Évidemment, on peut croire que les Bleus auraient pu tenter plus. Mais si les Espagnols avaient eu à accélérer plus tôt ? L’entrée de Pedro a montré un jeu autrement plus déséquilibrant, et la France en a terriblement souffert (n’est-ce pas, Rami ?). La Roja a été aussi loin d’être flamboyante que proche d’être invincible. Injouable plutôt, trop solide, trop sérieuse, à l’image du match de Xabi Alonso, proche de la perfection. Pour gagner ce match, la France aurait peut-être dû dépasser le cadre rationnel afin de ne pas avoir à jouer contre la meilleure équipe au monde « à la régulière » . Cela aurait pu être interprété par un système exagérément offensif, certes. Ou par un antijeu destructeur contraire à la philosophie voulue par la fédération.
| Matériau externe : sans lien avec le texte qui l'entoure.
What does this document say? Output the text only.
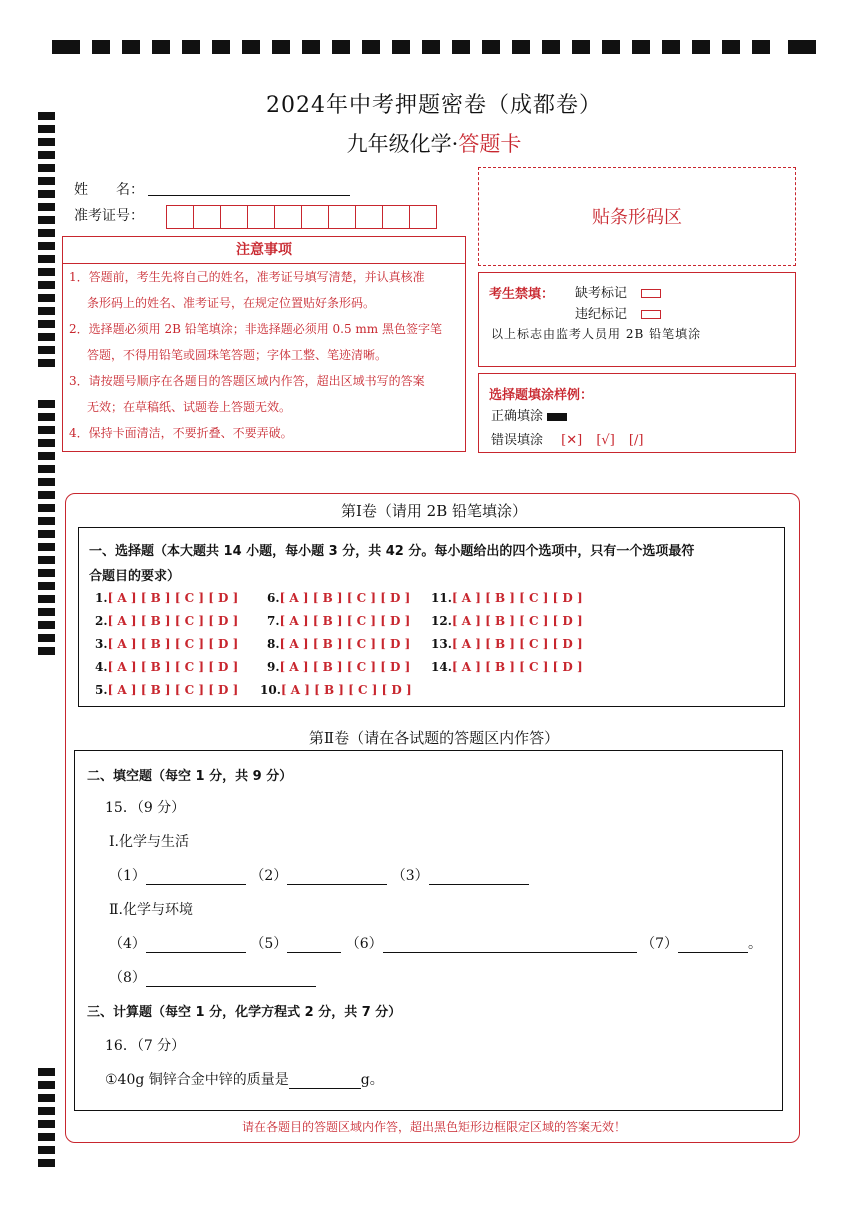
2024年中考押题密卷（成都卷）
九年级化学·答题卡
姓　　名：
准考证号：
注意事项
1．答题前，考生先将自己的姓名，准考证号填写清楚，并认真核准
条形码上的姓名、准考证号，在规定位置贴好条形码。
2．选择题必须用 2B 铅笔填涂；非选择题必须用 0.5 mm 黑色签字笔
答题，不得用铅笔或圆珠笔答题；字体工整、笔迹清晰。
3．请按题号顺序在各题目的答题区域内作答，超出区域书写的答案
无效；在草稿纸、试题卷上答题无效。
4．保持卡面清洁，不要折叠、不要弄破。
贴条形码区
考生禁填： 缺考标记
违纪标记
以上标志由监考人员用 2B 铅笔填涂
选择题填涂样例：
正确填涂
错误填涂 [✕] [√] [/]
第Ⅰ卷（请用 2B 铅笔填涂）
一、选择题（本大题共 14 小题，每小题 3 分，共 42 分。每小题给出的四个选项中，只有一个选项最符
合题目的要求）
1.[ A ] [ B ] [ C ] [ D ]
2.[ A ] [ B ] [ C ] [ D ]
3.[ A ] [ B ] [ C ] [ D ]
4.[ A ] [ B ] [ C ] [ D ]
5.[ A ] [ B ] [ C ] [ D ]
6.[ A ] [ B ] [ C ] [ D ]
7.[ A ] [ B ] [ C ] [ D ]
8.[ A ] [ B ] [ C ] [ D ]
9.[ A ] [ B ] [ C ] [ D ]
10.[ A ] [ B ] [ C ] [ D ]
11.[ A ] [ B ] [ C ] [ D ]
12.[ A ] [ B ] [ C ] [ D ]
13.[ A ] [ B ] [ C ] [ D ]
14.[ A ] [ B ] [ C ] [ D ]
第Ⅱ卷（请在各试题的答题区内作答）
二、填空题（每空 1 分，共 9 分）
15．（9 分）
Ⅰ.化学与生活
（1）	（2）	（3）
Ⅱ.化学与环境
（4）	（5）	（6）	（7）	。
（8）
三、计算题（每空 1 分，化学方程式 2 分，共 7 分）
16．（7 分）
①40g 铜锌合金中锌的质量是	g。
请在各题目的答题区域内作答，超出黑色矩形边框限定区域的答案无效！
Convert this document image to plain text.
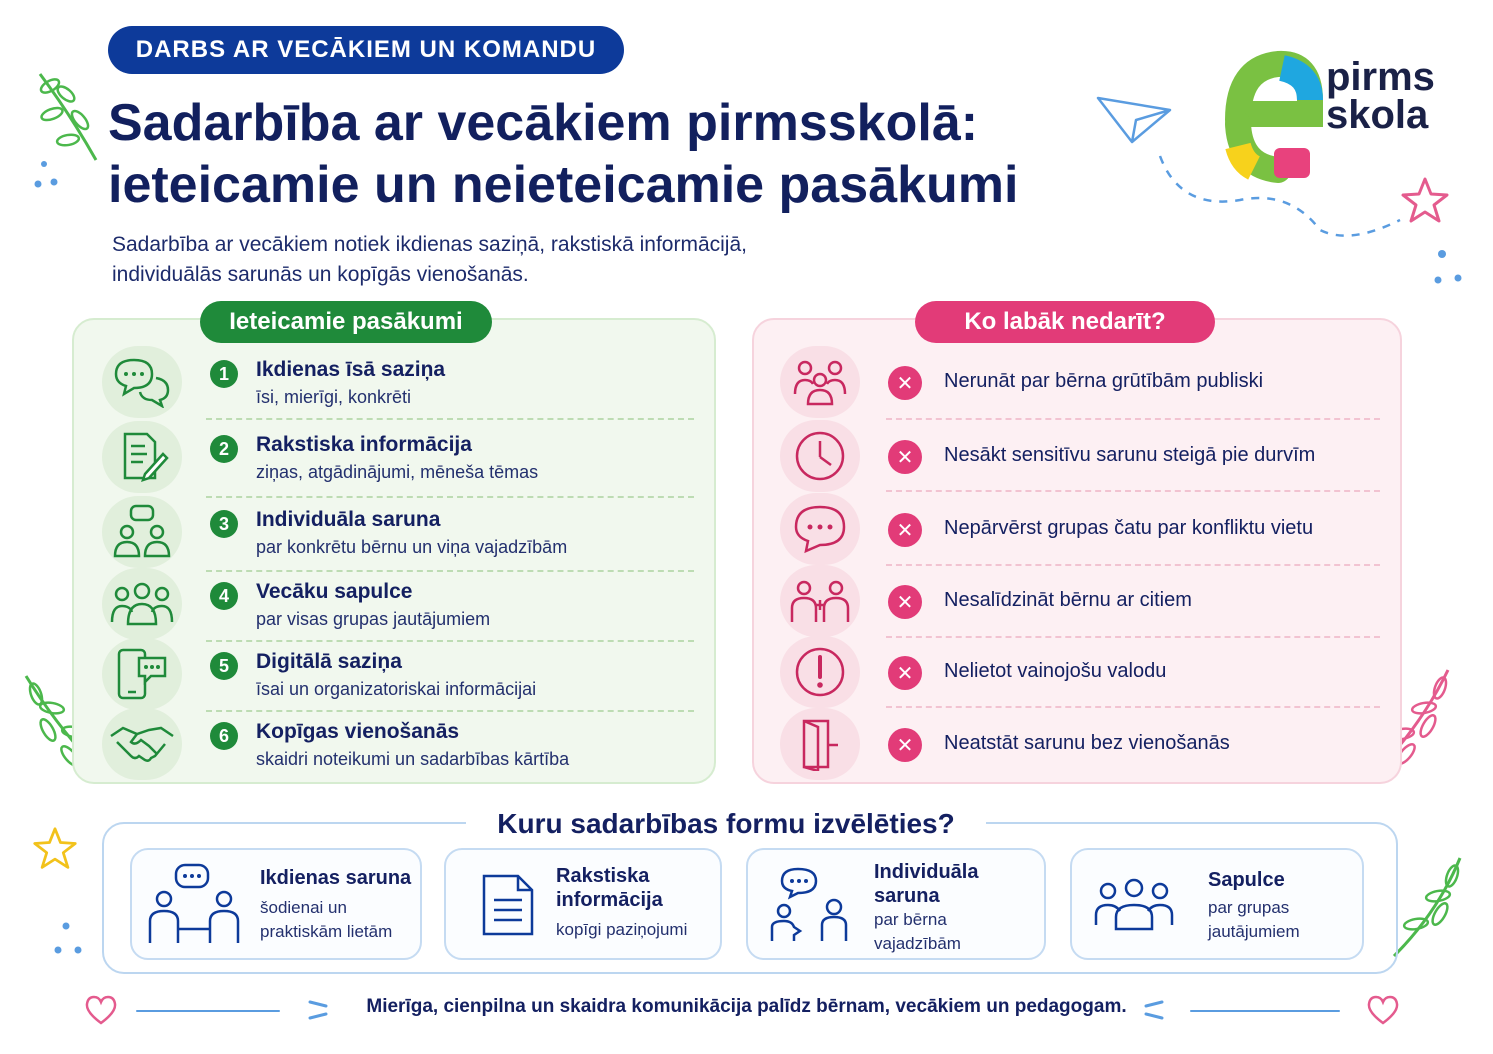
DARBS AR VECĀKIEM UN KOMANDU
Sadarbība ar vecākiem pirmsskolā:
ieteicamie un neieteicamie pasākumi
Sadarbība ar vecākiem notiek ikdienas saziņā, rakstiskā informācijā,
individuālās sarunās un kopīgās vienošanās.
pirms
skola
1	Ikdienas īsā saziņa
īsi, mierīgi, konkrēti
2	Rakstiska informācija
ziņas, atgādinājumi, mēneša tēmas
3	Individuāla saruna
par konkrētu bērnu un viņa vajadzībām
4	Vecāku sapulce
par visas grupas jautājumiem
5	Digitālā saziņa
īsai un organizatoriskai informācijai
6	Kopīgas vienošanās
skaidri noteikumi un sadarbības kārtība
Ieteicamie pasākumi
✕	Nerunāt par bērna grūtībām publiski
✕	Nesākt sensitīvu sarunu steigā pie durvīm
✕	Nepārvērst grupas čatu par konfliktu vietu
✕	Nesalīdzināt bērnu ar citiem
✕	Nelietot vainojošu valodu
✕	Neatstāt sarunu bez vienošanās
Ko labāk nedarīt?
Kuru sadarbības formu izvēlēties?
Ikdienas saruna
šodienai un
praktiskām lietām
Rakstiska
informācija
kopīgi paziņojumi
Individuāla
saruna
par bērna
vajadzībām
Sapulce
par grupas
jautājumiem
Mierīga, cienpilna un skaidra komunikācija palīdz bērnam, vecākiem un pedagogam.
Mais surtout, cela aurait pu être incarné par un homme qui n’a que faire de la raison depuis le début de sa carrière : David Trezeguet. L’homme aux buts en or. L’homme qui, symboliquement, a marqué hier soir un doublé décisif pour River. Un mec qui aurait pu la mettre au fond, seul et contre tous, même au duel contre Ramos et même sur un centre de Réveillère. Une absence éternellement regrettable : il était là, le manque de courage de Blanc. Néanmoins, l’Euro reste une réussite pour les Bleus. Sans Zlatan, une demi-finale aurait été envisageable. Il y a eu du jeu, il y a eu des espoirs, il y a eu un énorme Ribéry et des confirmations. Surtout, la France est à nouveau devenue une équipe comme les autres, dont on peut parler de la tactique et de la performance sur le terrain. 2012 restera un tremplin pour 2014 et 2016. Il fallait passer par là.